Air permeability is a term that is used to define how well controlled the movement of air into and out of a building is.

Obviously if air is uncontrolled, then heat which you have generated is being lost. This costs you more money through excess energy usage & results in higher CO2 emissions.

Insulate right & build air-tight are two terms that consumers and builders alike are going to hear more often. Construction standards will allow for the better fitment of higher quality & more efficient insulation, coupled with closer attention to detail to close gaps in construction are being actively encouraged.

Many houses are being tested for air leakage and as of 1st July 2009, all new houses being built must have an air leakage report showing air permeability of the house. The result of this report is inputted into the BER calculation. A good result will have a significant positive effect on BER.

During the test, whilst the specialised software is generating a result and a report, leaks can be identified in the building fabric during a walk around with the client using a number of methods including smoke tests & thermal imaging.

When a house is being built ideally two tests will be done – Firstly during construction so that faults can be identified and cost effectively repaired, and secondly at the end of construction to get the final result for BER Certification.

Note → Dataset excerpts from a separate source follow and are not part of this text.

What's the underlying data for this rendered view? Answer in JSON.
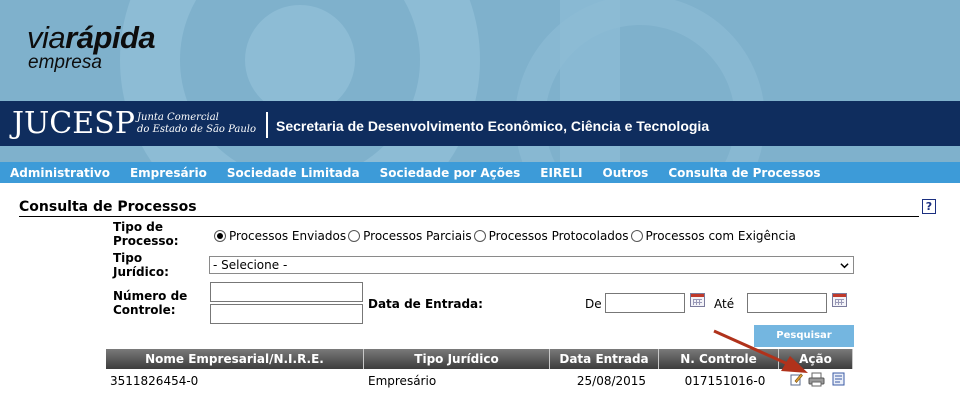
{
  "brand": {
    "logo_via": "via",
    "logo_rapida": "rápida",
    "logo_empresa": "empresa",
    "jucesp": "JUCESP",
    "junta_line1": "Junta Comercial",
    "junta_line2": "do Estado de São Paulo",
    "secretaria": "Secretaria de Desenvolvimento Econômico, Ciência e Tecnologia"
  },
  "menu": {
    "items": [
      {
        "label": "Administrativo"
      },
      {
        "label": "Empresário"
      },
      {
        "label": "Sociedade Limitada"
      },
      {
        "label": "Sociedade por Ações"
      },
      {
        "label": "EIRELI"
      },
      {
        "label": "Outros"
      },
      {
        "label": "Consulta de Processos"
      }
    ]
  },
  "page": {
    "title": "Consulta de Processos",
    "help_icon": "?"
  },
  "form": {
    "tipo_processo_label_1": "Tipo de",
    "tipo_processo_label_2": "Processo:",
    "radio_options": [
      {
        "label": "Processos Enviados",
        "checked": true
      },
      {
        "label": "Processos Parciais",
        "checked": false
      },
      {
        "label": "Processos Protocolados",
        "checked": false
      },
      {
        "label": "Processos com Exigência",
        "checked": false
      }
    ],
    "tipo_juridico_label_1": "Tipo",
    "tipo_juridico_label_2": "Jurídico:",
    "tipo_juridico_selected": "- Selecione -",
    "numero_label_1": "Número de",
    "numero_label_2": "Controle:",
    "data_entrada_label": "Data de Entrada:",
    "de_label": "De",
    "ate_label": "Até",
    "search_button": "Pesquisar"
  },
  "table": {
    "headers": [
      "Nome Empresarial/N.I.R.E.",
      "Tipo Jurídico",
      "Data Entrada",
      "N. Controle",
      "Ação"
    ],
    "rows": [
      {
        "nome": "3511826454-0",
        "tipo": "Empresário",
        "data": "25/08/2015",
        "controle": "017151016-0"
      }
    ]
  },
  "colors": {
    "banner": "#7fb1cc",
    "gov_bar": "#0f2d5e",
    "menu": "#3d9bd8",
    "button": "#74b6e0",
    "arrow": "#b0321b"
  }
}
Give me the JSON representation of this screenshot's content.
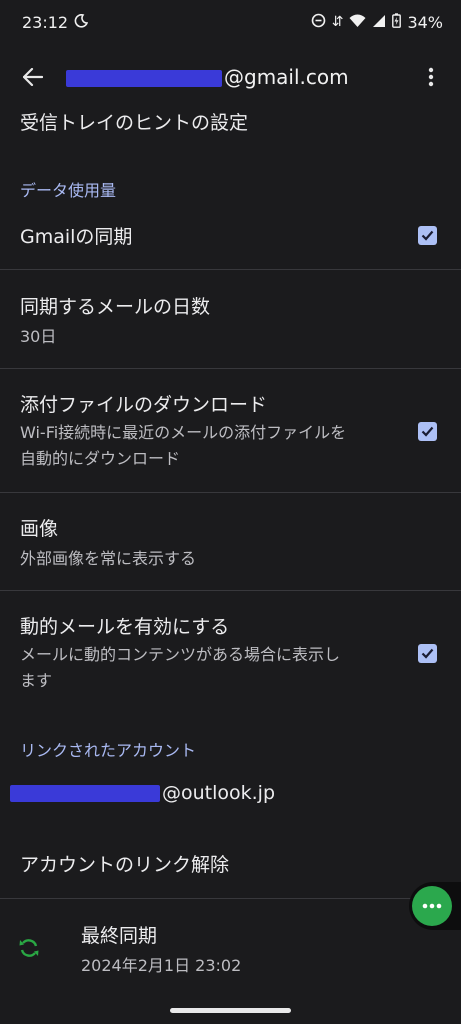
{
  "status": {
    "time": "23:12",
    "battery": "34%"
  },
  "header": {
    "email_suffix": "@gmail.com"
  },
  "inbox_tips": {
    "label": "受信トレイのヒントの設定"
  },
  "section_data": {
    "label": "データ使用量"
  },
  "gmail_sync": {
    "label": "Gmailの同期",
    "checked": true
  },
  "sync_days": {
    "label": "同期するメールの日数",
    "value": "30日"
  },
  "attachments": {
    "label": "添付ファイルのダウンロード",
    "desc_line1": "Wi-Fi接続時に最近のメールの添付ファイルを",
    "desc_line2": "自動的にダウンロード",
    "checked": true
  },
  "images": {
    "label": "画像",
    "value": "外部画像を常に表示する"
  },
  "dynamic_mail": {
    "label": "動的メールを有効にする",
    "desc_line1": "メールに動的コンテンツがある場合に表示し",
    "desc_line2": "ます",
    "checked": true
  },
  "section_linked": {
    "label": "リンクされたアカウント"
  },
  "linked_account": {
    "email_suffix": "@outlook.jp"
  },
  "unlink": {
    "label": "アカウントのリンク解除"
  },
  "last_sync": {
    "label": "最終同期",
    "value": "2024年2月1日 23:02"
  },
  "colors": {
    "accent": "#a9b9f2",
    "checkbox": "#adc0f5",
    "fab": "#2ba84d",
    "sync_icon": "#2aa844",
    "redaction": "#3a3ad8"
  }
}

Benefits of Air Pressure Tests in new and existing buildings

  • Air pressure tests can be used to increase the energy efficiency of existing dwelling
  • Air leakage testing helps identify areas of a building experiencing heat loss
  • Air leakage testing helps minimise energy usage in a dwelling, hence reducing costs
  • Air leakage testing plays a vital role in achieving an “A” rated cert for a dwelling
  • Air pressure tests in conjunction with Thermal Imaging can locate the inefficiencies in your building
  • Reduces Co2 emissions

FAQ

What is airtightness?

Airtightness is about eliminating all unintended gaps and cracks, holes, splits and tears where air can move into and out of the ‘conditioned’ space (heated or cooled space) of the building.

Such gaps, cracks etc can account for up to 50pc of all heat losses through the external envelope of a building, and can be caused by poor build design, poor workmanship or the use of wrong or inappropriate materials. It is important to remember that an airtight building does not mean it is completely sealed, rather it means that unintended air leakage has been reduced to a minimum

Why airtightness is so important in construction?

Airtightness is important for avoiding heat loss as it means less uncontrolled air movement in and out of the building. Less heat loss also means your heating system will work more efficiently, thereby reducing heating bills and energy wastage. It also contributes to maintaining thermal comfort (ie. insulating better in winter and reducing overheating in the summer).

It can improve health by preventing substances that can provoke allergies being carried into the building via air leakage and can also result in better sound insulation within the home.

Building durability is also enhanced through airtightness by preventing damage caused by moisture-laden cold air leaking into the building envelope and condensing.

In conjunction with a properly designed ventilation system, airtightness will eliminate damp and mould growth in the building fabric and vastly improve indoor air quality.

And last but not least, achieving good airtightness necessitates a higher focus on build quality and quality workmanship, which in turn should mean fewer call backs.